Zainul Azhar - Selasa, 02 Desember 2025 17:51 WIB
Anggota Komisi V DPR PKS Desak Pemerintah Perkuat Mitigasi dan Kebijakan Bencana Nasional
Zainul
Forum diskusi Refleksi Akhir Tahun 2025 dengan tema "Refleksi Akhir Tahun : Membangun Solidaritas Bersama Ditengah Bencana", Selasa (2/12) di DPR RI Jakarta. 
Jakarta, MPOL - Anggota Komisi V DPR RI dari Fraksi PKS, Yanuar Arif Wibowo, menilai pemerintah perlu melakukan pembenahan serius dalam kebijakan mitigasi bencana menyusul rentetan bencana alam yang terjadi di sejumlah wilayah Indonesia, demikian

Baca Juga:
Dalam forum diskusi Refleksi Akhir Tahun 2025 dengan tema "Refleksi Akhir Tahun : Membangun Solidaritas Bersama Ditengah Bencana", Selasa (2/12) di DPR RI Jakarta.

Menurutnya kejadian bencana yang berulang harus menjadi alarm bagi pemerintah untuk memperkuat kesiapsiagaan, komunikasi publik, hingga evaluasi menyeluruh terhadap tata kelola lingkungan.

Kondisi geografis Indonesia yang berada di wilayah rawan bencana semestinya dihadapi dengan instrumen mitigasi yang matang dan berkelanjutan.

"Indonesia ini hidup di atas potensi kebencanaan yang luar biasa. Maka perangkat mitigasi harus dipersiapkan sejak awal." Tidak seperti perang yang masih bisa diprediksi dan dipersiapkan, bencana alam dapat datang sewaktu-waktu sehingga pemerintah wajib mengantisipasi dengan kebijakan berbasis sains dan kesiapan.

Selama enam bulan intens berdiskusi dengan BMKG, ia melihat peta kebencanaan sebenarnya sudah tersedia, namun implementasinya sering tak sejalan dengan kebutuhan lapangan. Ia menyoroti situasi di Sumatera, yang kali ini dihantam bencana besar hingga menimbulkan korban jiwa dalam jumlah signifikan.
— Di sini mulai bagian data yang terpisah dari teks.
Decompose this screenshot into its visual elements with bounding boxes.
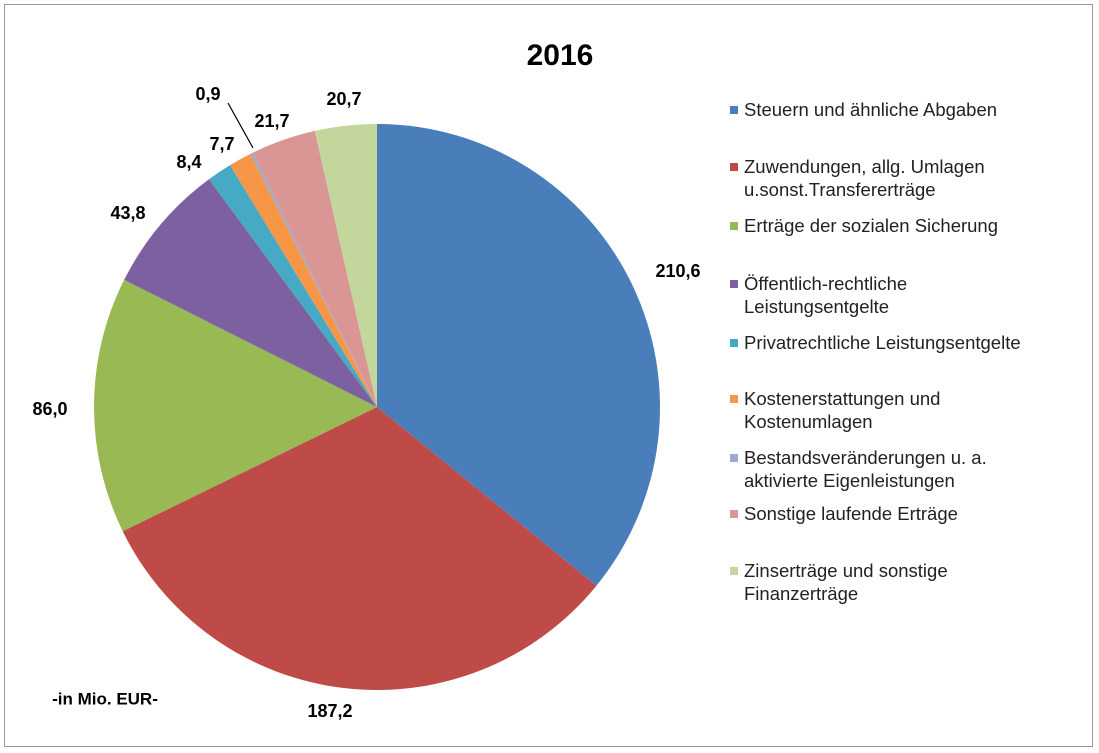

"Jangan kemudian para pejabat publik memberikan pernyataan yang memicu amarah. Masa iya ratusan warga meninggal dianggap biasa saja? Empati itu penting.

Sejumlah pernyataan pejabat yang menurutnya tidak mencerminkan kepekaan terhadap situasi korban. Hal itu, kata dia, dapat memicu kemarahan masyarakat yang tengah berduka dan berjuang memulihkan diri.

Ia mencontohkan pengalamannya meninjau lokasi longsor di Majenang, di mana mitigasi sebenarnya sudah dilakukan sejak dua minggu sebelum kejadian. Namun skala longsor yang terjadi jauh lebih besar dari estimasi, sehingga banyak warga yang tetap menjadi korban. "Longsor itu bergerak sampai dua kilometer dengan ketebalan lumpur tujuh meter di titik paling ujung. Banyak korban di rentang 500—1.500 meter yang tidak tersentuh.:

Untuk itu Ia mendorong pemerintah berani melakukan investasi besar untuk mitigasi, termasuk kesiapan alat, teknologi monitoring, hingga penguatan kapasitas pemerintah daerah. Menurutnya, keterbatasan anggaran daerah sering membuat penanganan bencana tak optimal.

"Makanya beberapa kepala daerah berteriak agar ini ditetapkan sebagai bencana nasional. Supaya resolusi nasional bisa dibawa, rehabilitasi bisa cepat dilakukan.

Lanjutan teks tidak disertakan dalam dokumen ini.